«Este es un evento que cambio la historia, que plasmo unos principios que fueron y son aun hoy de talante universal»
La Declaración de los derechos del hombre y del ciudadano, aprobada por la Asamblea el 26 de agosto de 1789, establecía la igualdad de derechos y deberes, de manera tal, que era válida no sólo para Francia, sino para todo el mundo.
Los hombres nacían y vivían libres. Las leyes establecían los límites de la acción individual: lo que no estaba prohibido por ellas no podía castigarse. Nadie podía ser acusado, arrestado o detenido sino en los casos contemplados por la ley. La Declaración sancionaba además del derecho a la libertad de religión, de pensamiento y de opinión. La fuerza pública tenía el deber de salvaguardar los derechos de los ciudadanos, todos debían pagar los impuestos, teniendo derecho a controlar su empleo, su cuota, su distribución, su recaudación y su duración.

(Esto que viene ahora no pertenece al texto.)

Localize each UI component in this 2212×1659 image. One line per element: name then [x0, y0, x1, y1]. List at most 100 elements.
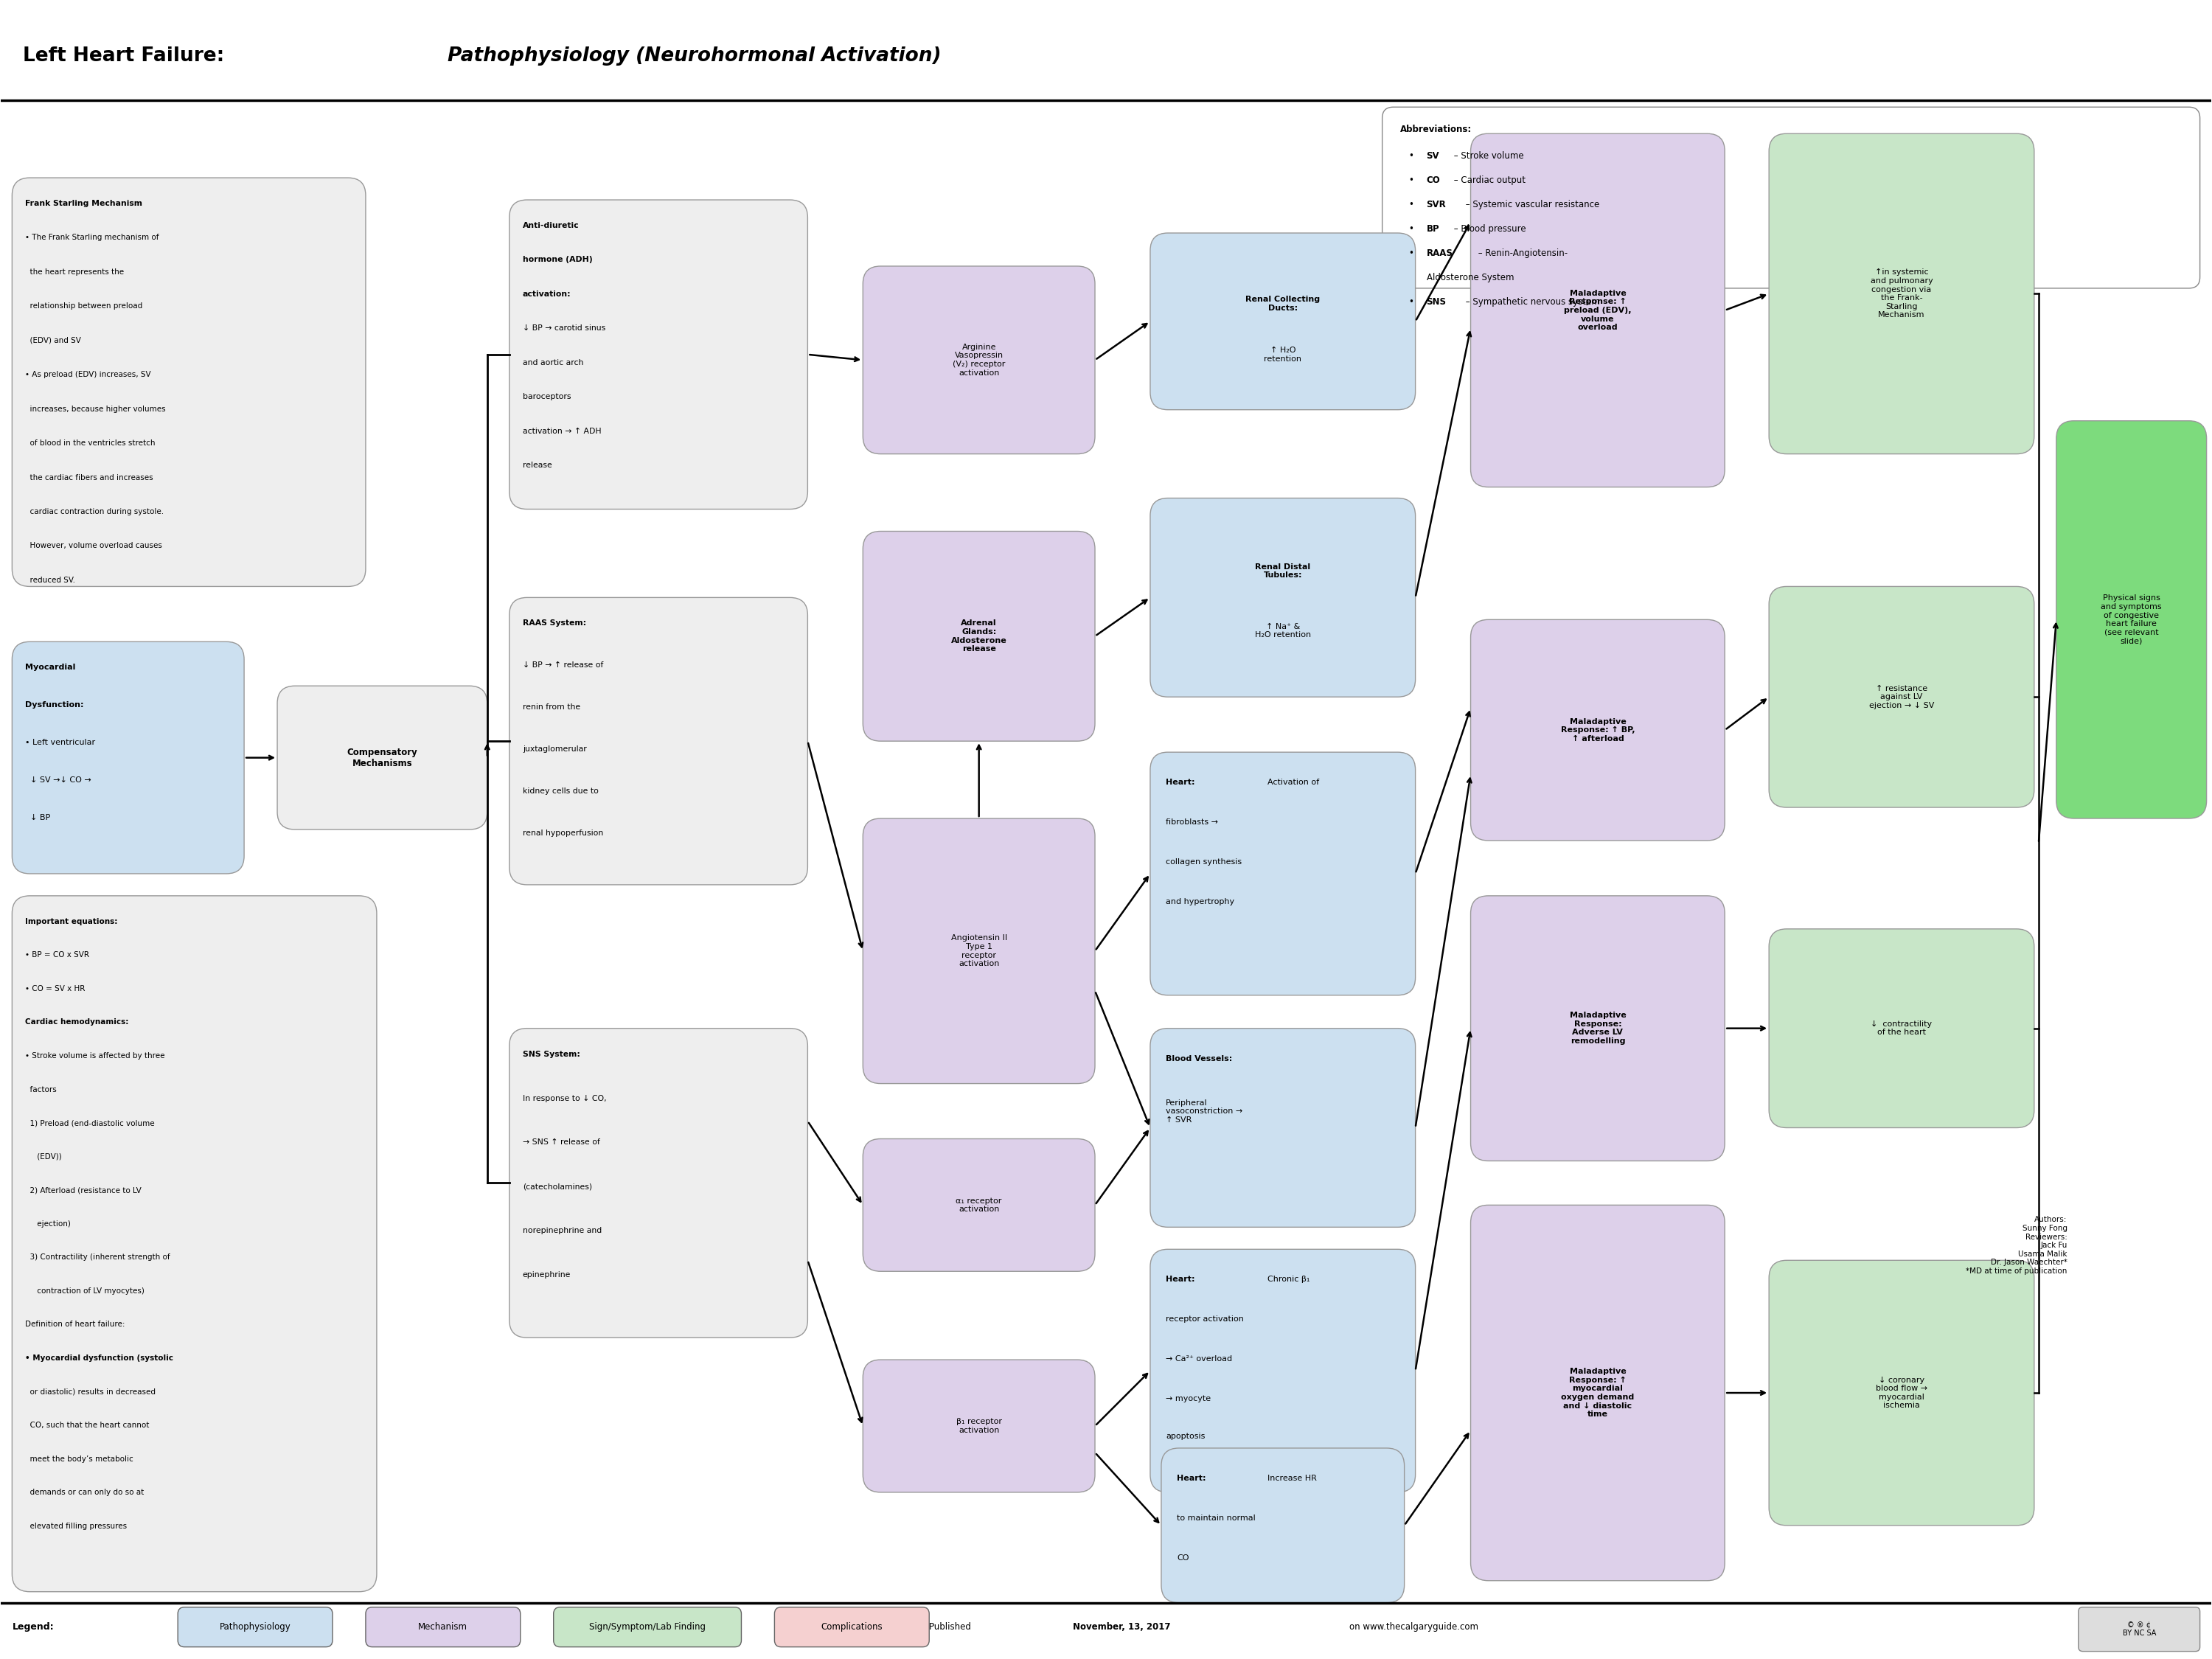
Text: Pathophysiology: Pathophysiology — [219, 1623, 290, 1632]
FancyBboxPatch shape — [553, 1608, 741, 1647]
Text: Arginine
Vasopressin
(V₂) receptor
activation: Arginine Vasopressin (V₂) receptor activ… — [953, 343, 1004, 377]
Text: norepinephrine and: norepinephrine and — [522, 1228, 602, 1234]
FancyBboxPatch shape — [1150, 1249, 1416, 1493]
Text: juxtaglomerular: juxtaglomerular — [522, 745, 586, 753]
Text: Aldosterone System: Aldosterone System — [1427, 272, 1513, 282]
Text: • Stroke volume is affected by three: • Stroke volume is affected by three — [24, 1052, 166, 1060]
Text: Maladaptive
Response: ↑ BP,
↑ afterload: Maladaptive Response: ↑ BP, ↑ afterload — [1562, 718, 1635, 742]
FancyBboxPatch shape — [1150, 498, 1416, 697]
FancyBboxPatch shape — [1471, 1204, 1725, 1581]
Text: of blood in the ventricles stretch: of blood in the ventricles stretch — [24, 440, 155, 446]
Text: → myocyte: → myocyte — [1166, 1395, 1210, 1402]
Text: – Systemic vascular resistance: – Systemic vascular resistance — [1462, 199, 1599, 209]
Text: SNS: SNS — [1427, 297, 1447, 307]
FancyBboxPatch shape — [11, 178, 365, 587]
Text: Pathophysiology (Neurohormonal Activation): Pathophysiology (Neurohormonal Activatio… — [447, 46, 940, 66]
FancyBboxPatch shape — [863, 265, 1095, 455]
Text: ↑in systemic
and pulmonary
congestion via
the Frank-
Starling
Mechanism: ↑in systemic and pulmonary congestion vi… — [1871, 269, 1933, 319]
Text: ↑ H₂O
retention: ↑ H₂O retention — [1263, 347, 1301, 362]
Text: Sign/Symptom/Lab Finding: Sign/Symptom/Lab Finding — [588, 1623, 706, 1632]
FancyBboxPatch shape — [863, 818, 1095, 1083]
Text: In response to ↓ CO,: In response to ↓ CO, — [522, 1095, 606, 1102]
Text: activation:: activation: — [522, 290, 571, 299]
Text: release: release — [522, 461, 551, 469]
Text: © ® ¢
BY NC SA: © ® ¢ BY NC SA — [2124, 1621, 2157, 1637]
Text: Definition of heart failure:: Definition of heart failure: — [24, 1321, 126, 1329]
FancyBboxPatch shape — [11, 642, 243, 874]
FancyBboxPatch shape — [1150, 1029, 1416, 1228]
Text: Dysfunction:: Dysfunction: — [24, 702, 84, 708]
Text: • BP = CO x SVR: • BP = CO x SVR — [24, 952, 88, 959]
Text: ↓ BP → carotid sinus: ↓ BP → carotid sinus — [522, 325, 606, 332]
FancyBboxPatch shape — [509, 597, 807, 884]
FancyBboxPatch shape — [2079, 1608, 2201, 1651]
Text: cardiac contraction during systole.: cardiac contraction during systole. — [24, 508, 164, 516]
Text: (catecholamines): (catecholamines) — [522, 1183, 593, 1191]
Text: Heart:: Heart: — [1177, 1475, 1206, 1481]
Text: Adrenal
Glands:
Aldosterone
release: Adrenal Glands: Aldosterone release — [951, 620, 1006, 652]
Text: CO: CO — [1177, 1554, 1188, 1561]
FancyBboxPatch shape — [11, 896, 376, 1591]
FancyBboxPatch shape — [1161, 1448, 1405, 1603]
Text: ↓ SV →↓ CO →: ↓ SV →↓ CO → — [24, 776, 91, 783]
Text: renal hypoperfusion: renal hypoperfusion — [522, 830, 604, 836]
Text: Maladaptive
Response:
Adverse LV
remodelling: Maladaptive Response: Adverse LV remodel… — [1571, 1012, 1626, 1045]
Text: baroceptors: baroceptors — [522, 393, 571, 400]
FancyBboxPatch shape — [1471, 134, 1725, 488]
Text: Maladaptive
Response: ↑
preload (EDV),
volume
overload: Maladaptive Response: ↑ preload (EDV), v… — [1564, 290, 1632, 332]
Text: fibroblasts →: fibroblasts → — [1166, 818, 1219, 826]
Text: Angiotensin II
Type 1
receptor
activation: Angiotensin II Type 1 receptor activatio… — [951, 934, 1006, 967]
Text: Heart:: Heart: — [1166, 1276, 1194, 1282]
Text: November, 13, 2017: November, 13, 2017 — [1073, 1623, 1170, 1632]
Text: Chronic β₁: Chronic β₁ — [1267, 1276, 1310, 1282]
Text: factors: factors — [24, 1085, 58, 1093]
FancyBboxPatch shape — [863, 1360, 1095, 1493]
FancyBboxPatch shape — [1770, 1261, 2035, 1525]
Text: •: • — [1409, 224, 1413, 234]
Text: – Cardiac output: – Cardiac output — [1451, 176, 1526, 186]
Text: ↓ coronary
blood flow →
myocardial
ischemia: ↓ coronary blood flow → myocardial ische… — [1876, 1377, 1927, 1410]
Text: Maladaptive
Response: ↑
myocardial
oxygen demand
and ↓ diastolic
time: Maladaptive Response: ↑ myocardial oxyge… — [1562, 1367, 1635, 1418]
Text: Heart:: Heart: — [1166, 778, 1194, 786]
FancyBboxPatch shape — [1150, 752, 1416, 995]
FancyBboxPatch shape — [509, 199, 807, 509]
Text: – Stroke volume: – Stroke volume — [1451, 151, 1524, 161]
Text: However, volume overload causes: However, volume overload causes — [24, 542, 161, 549]
Text: the heart represents the: the heart represents the — [24, 269, 124, 275]
Text: apoptosis: apoptosis — [1166, 1433, 1206, 1440]
Text: Complications: Complications — [821, 1623, 883, 1632]
FancyBboxPatch shape — [863, 1138, 1095, 1271]
Text: the cardiac fibers and increases: the cardiac fibers and increases — [24, 474, 153, 481]
FancyBboxPatch shape — [276, 685, 487, 830]
Text: 3) Contractility (inherent strength of: 3) Contractility (inherent strength of — [24, 1254, 170, 1261]
Text: 2) Afterload (resistance to LV: 2) Afterload (resistance to LV — [24, 1186, 142, 1194]
FancyBboxPatch shape — [1770, 587, 2035, 808]
Text: Abbreviations:: Abbreviations: — [1400, 124, 1471, 134]
FancyBboxPatch shape — [509, 1029, 807, 1337]
Text: •: • — [1409, 199, 1413, 209]
Text: • Left ventricular: • Left ventricular — [24, 738, 95, 747]
Text: reduced SV.: reduced SV. — [24, 577, 75, 584]
Text: Renal Collecting
Ducts:: Renal Collecting Ducts: — [1245, 295, 1321, 312]
FancyBboxPatch shape — [863, 531, 1095, 742]
Text: activation → ↑ ADH: activation → ↑ ADH — [522, 428, 602, 435]
Text: SVR: SVR — [1427, 199, 1447, 209]
FancyBboxPatch shape — [774, 1608, 929, 1647]
Text: CO, such that the heart cannot: CO, such that the heart cannot — [24, 1422, 150, 1428]
Text: to maintain normal: to maintain normal — [1177, 1515, 1256, 1521]
FancyBboxPatch shape — [1150, 232, 1416, 410]
Text: • As preload (EDV) increases, SV: • As preload (EDV) increases, SV — [24, 372, 150, 378]
Text: kidney cells due to: kidney cells due to — [522, 788, 599, 795]
Text: RAAS System:: RAAS System: — [522, 619, 586, 627]
Text: CO: CO — [1427, 176, 1440, 186]
FancyBboxPatch shape — [365, 1608, 520, 1647]
Text: (EDV) and SV: (EDV) and SV — [24, 337, 82, 343]
Text: hormone (ADH): hormone (ADH) — [522, 255, 593, 264]
Text: • CO = SV x HR: • CO = SV x HR — [24, 985, 86, 992]
Text: contraction of LV myocytes): contraction of LV myocytes) — [24, 1287, 144, 1294]
Text: α₁ receptor
activation: α₁ receptor activation — [956, 1198, 1002, 1213]
Text: Important equations:: Important equations: — [24, 917, 117, 926]
Text: β₁ receptor
activation: β₁ receptor activation — [956, 1418, 1002, 1433]
Text: relationship between preload: relationship between preload — [24, 302, 144, 310]
Text: Mechanism: Mechanism — [418, 1623, 467, 1632]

La propiedad era considerada un derecho inviolable; podía suprimirse sólo por razones del bien común, pero siempre con una indemnización adecuada. Después de la Declaración, la Asamblea nacional seguía elaborando lentamente, pero con seguridad, los principios de la nueva carta constitucional que preveía, siguiendo el ejemplo de la inglesa, una neta separación entre el poder dividido en tres ramas (legislativo, ejecutivo y judicial). Quedaba al soberano el derecho de veto por el cual podía bloquear durante cuatro años toda decisión tomada por los diputados. Otra contradicción era que la plenitud de derechos políticos sólo correspondía a los ciudadanos activos, a saber, los que pagaban un impuesto igual a por lo menos tres días de trabajo. Los otros, ciudadanos pasivos, quedaban excluidos y no podían elegir a sus representantes. En resumen, la revolución había tomado una línea burguesa, y el pueblo seguía siendo una masa explotada o por explotar.
En cuanto a Luis XVI, perdió en este tiempo una magnífica ocasión. No quiso colaborar con la Asamblea nacional, no dio su aprobación a la Declaración de derechos y ni siquiera a la abolición de la servidumbre feudal; más aún, dejaba entrever que tarde o temprano se pondría en contra de la Asamblea nacional. Pero el alza en los precios, el descontento general y la noticia de que en Versalles durante una fiesta se he dicho cosas incendiarias contra la revolución llevó a los revolucionarios a asaltar las mansiones reales. Sólo la intervención de la guardia nacional salvó al rey. Luis XVI fue obligado a volver a París y aceptar todas las decisiones de la Asamblea nacional.